Sony: Hacker Breach More Extensive Than First Believed2 May, 2011 By: Chris Tribbey
Sony Computer Entertainment took its gaming network Sony Online Entertainment offline May 2, after determining that a mid-April hacker attack on its PlayStation Network was more extensive than it thought.
“We have had to take the SOE service down temporarily,” a notice to SOE customers said. “In the course of our investigation into the intrusion into our systems we have discovered an issue that warrants enough concern for us to take the service down effective immediately. We will provide an update later today (Monday). We apologize for any inconvenience and greatly appreciate your patience.”

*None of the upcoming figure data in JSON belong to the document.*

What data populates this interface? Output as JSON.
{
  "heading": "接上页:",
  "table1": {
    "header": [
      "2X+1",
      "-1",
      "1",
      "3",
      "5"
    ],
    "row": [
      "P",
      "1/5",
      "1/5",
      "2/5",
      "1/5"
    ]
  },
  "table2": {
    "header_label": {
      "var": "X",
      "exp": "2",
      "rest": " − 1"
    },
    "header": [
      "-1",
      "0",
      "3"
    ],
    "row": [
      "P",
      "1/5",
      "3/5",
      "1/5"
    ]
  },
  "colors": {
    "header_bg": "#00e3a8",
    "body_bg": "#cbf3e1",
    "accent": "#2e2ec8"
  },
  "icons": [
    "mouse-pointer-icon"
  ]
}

Sony determined that personal information from approximately 24.6 million SOE accounts was compromised, including tens of thousands of non-U.S. credit or debit card numbers.
The April 17 hacker attack compromised the personal information of roughly 77 million PlayStation 3 users, and may have involved the credit card information of more than 10 million PlayStation Network subscribers. The breach forced Sony executives to apologize publicly May 1, as well as pull the Network and the Qriocity music service offline for weeks.
The breach has resulted in a class-action lawsuit and American politicians demanding answers from Sony, along with calls for stricter online consumer protection legislation.
“This criminal act against our network had a significant impact not only on our consumers, but our entire industry,” said Kazuo Hirai, executive deputy president of Sony Corp. “These illegal attacks obviously highlight the widespread problem with cyber-security. We take the security of our consumers’ information very seriously and are committed to helping our consumers protect their personal data.”
Sony said it hopes to have some of its services — gaming, music and video to begin with — back online this week, and will launch a customer appreciation program that will offer free downloads and games to customers for 30 days. Subscribers will have to change their account passwords when signing back on to Sony online services.
Sony pinpointed the attack to a data-center located in San Diego. It has worked with an outside firm to implement better security on its online networks.